From
the President
Dear friends,
When our students returned to campus last month they were greeted by
several significant changes in the college's facilities.
The largest change
is the complete renovation of Mossman Hall. This $1.7 million project
has provided beautiful and functional classroom and office space for
the college's programs in business, nursing, history, psychology, and
leadership. For several years we puzzled about how to show prospective
students the beautiful Beech Science Center without having them notice
Mossman Hall: out of date and partially moth-balled. Now it is all one,
a splendid showcase. Just as important, the chain reaction set in motion
by moving the business, history, and psychology programs to Mossman
provided us an opportunity to unify scattered faculty and move them
into upgraded offices in Christy Hall. Faculty in English, computer
science, and communications, are now in much better quarters in Christy.
During the summer
the college took the next step with information technology, installing
equipment that creates a wireless networking environment for our laptop-toting
students and faculty. All classrooms, labs, and common areas of the
campus now provide wireless access to the Internet. Trustee Robert Jewell
'77 and wife Barbara made a significant gift of equipment and services
and their company - Network Integration Services - worked with the college's
staff to complete the installation.
Several years
ago the college partnered with Grace United Methodist Church to establish
the Grace Little Builders Preschool. This summer the preschool moved
up College Street to a large and newly renovated space right next to
the Center for Teaching Excellence. The result is spectacular: The children,
some of whom are the children of college employees, have a wonderful
new center and playground, and the college's early childhood program
has a laboratory school right next door.
You can't beat
that! I encourage you to visit the college. I think you will be pleased
and impressed by the campus and its people. It's a wonderful place.
Best regards,
Dick Merriman
President
Administrative
Viewpoint
During
the past couple of months I have talked at length with a Pulitzer-prize
winning reporter from the New York Times. I've been sought out by ABC,
CBS, and NBC news teams. National Public Radio and the Associated Press
phoned me several times, as did the Wall Street Journal. Time and Newsweek
have called (as well as a reporter from Europe's largest news magazine),
and a CNN reporter left both her office and private phone number on
my home answering machine. And that's just a sampling of the media frenzy
that has surrounded Southwestern College this summer.

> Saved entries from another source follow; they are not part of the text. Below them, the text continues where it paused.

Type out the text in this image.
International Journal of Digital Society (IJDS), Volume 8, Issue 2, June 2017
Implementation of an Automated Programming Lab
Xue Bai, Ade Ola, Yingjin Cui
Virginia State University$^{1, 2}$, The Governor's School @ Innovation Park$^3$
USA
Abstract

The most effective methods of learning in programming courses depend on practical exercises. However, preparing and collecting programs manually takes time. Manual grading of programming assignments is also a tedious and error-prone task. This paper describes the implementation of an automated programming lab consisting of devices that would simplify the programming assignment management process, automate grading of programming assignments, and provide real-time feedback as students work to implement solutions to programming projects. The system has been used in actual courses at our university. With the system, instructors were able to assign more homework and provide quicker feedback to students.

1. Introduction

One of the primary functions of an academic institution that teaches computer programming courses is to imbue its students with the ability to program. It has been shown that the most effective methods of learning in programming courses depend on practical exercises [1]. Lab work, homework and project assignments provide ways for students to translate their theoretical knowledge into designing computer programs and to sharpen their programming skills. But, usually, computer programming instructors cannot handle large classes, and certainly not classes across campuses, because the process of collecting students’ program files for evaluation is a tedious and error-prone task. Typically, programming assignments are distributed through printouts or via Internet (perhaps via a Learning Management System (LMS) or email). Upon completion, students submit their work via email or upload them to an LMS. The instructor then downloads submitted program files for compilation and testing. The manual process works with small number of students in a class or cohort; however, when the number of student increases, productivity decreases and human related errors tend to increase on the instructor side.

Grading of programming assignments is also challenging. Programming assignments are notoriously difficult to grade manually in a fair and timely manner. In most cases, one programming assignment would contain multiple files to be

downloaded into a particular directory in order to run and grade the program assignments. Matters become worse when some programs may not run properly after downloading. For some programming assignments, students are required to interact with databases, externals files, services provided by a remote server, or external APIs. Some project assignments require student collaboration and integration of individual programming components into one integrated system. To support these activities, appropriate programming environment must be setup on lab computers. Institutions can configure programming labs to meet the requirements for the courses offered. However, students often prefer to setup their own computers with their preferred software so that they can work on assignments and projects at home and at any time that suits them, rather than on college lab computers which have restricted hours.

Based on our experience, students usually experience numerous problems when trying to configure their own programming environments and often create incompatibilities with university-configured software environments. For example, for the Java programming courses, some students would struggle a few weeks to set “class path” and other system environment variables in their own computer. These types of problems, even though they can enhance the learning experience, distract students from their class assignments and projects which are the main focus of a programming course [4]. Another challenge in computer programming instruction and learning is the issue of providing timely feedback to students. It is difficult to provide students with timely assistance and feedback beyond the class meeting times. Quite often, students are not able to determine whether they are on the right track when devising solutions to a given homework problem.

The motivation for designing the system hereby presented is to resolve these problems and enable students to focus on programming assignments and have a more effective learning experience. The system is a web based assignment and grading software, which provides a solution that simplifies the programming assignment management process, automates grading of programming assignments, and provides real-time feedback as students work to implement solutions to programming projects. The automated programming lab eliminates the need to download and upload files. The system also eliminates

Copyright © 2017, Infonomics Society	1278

It's heady stuff for someone who has worked in public
relations long enough to know that this isn't real life. I spend most
of my time trying to get Southwestern College into the consciousness
of these very reporters who now are clamoring for my attention.
That's why my conversations with reporters this summer
have been tough.
Southwestern College is among the finest private colleges
in the Midwest. Its commitment to technology and to service learning
have been groundbreaking, and its academic reputation is superb. But
the reporters aren't interested in the wireless installation that has
made the college the first in the state to be Internet accessible from
anywhere on campus. It isn't considered news that our professional studies
and online programs are allowing students to earn college degrees long
after they had given up on this dream.
What these reporters are looking for is something we
can't give. Because a newsworthy Southwestern alumnus has requested
our help in protecting his privacy, and because our loyalty lies with
the alumnus (in the absence of legal reasons to go against this request),
I'm turning away the reporters with "I wish I could help you, but I'm
sure you understand our position."
Oddly enough, most have. One reporter even commiserated:
"My first summer as a reporter was the summer Richard Jewell was accused
of the Olympic bombing, and the media ruined his life before we found
out he was innocent," she told me.
So if reporters ask you about Southwestern College,
tell them about our wireless networking, and about integrative studies,
and about our performing arts, and about the leadership and discipleship
teams.
That's the real Southwestern College.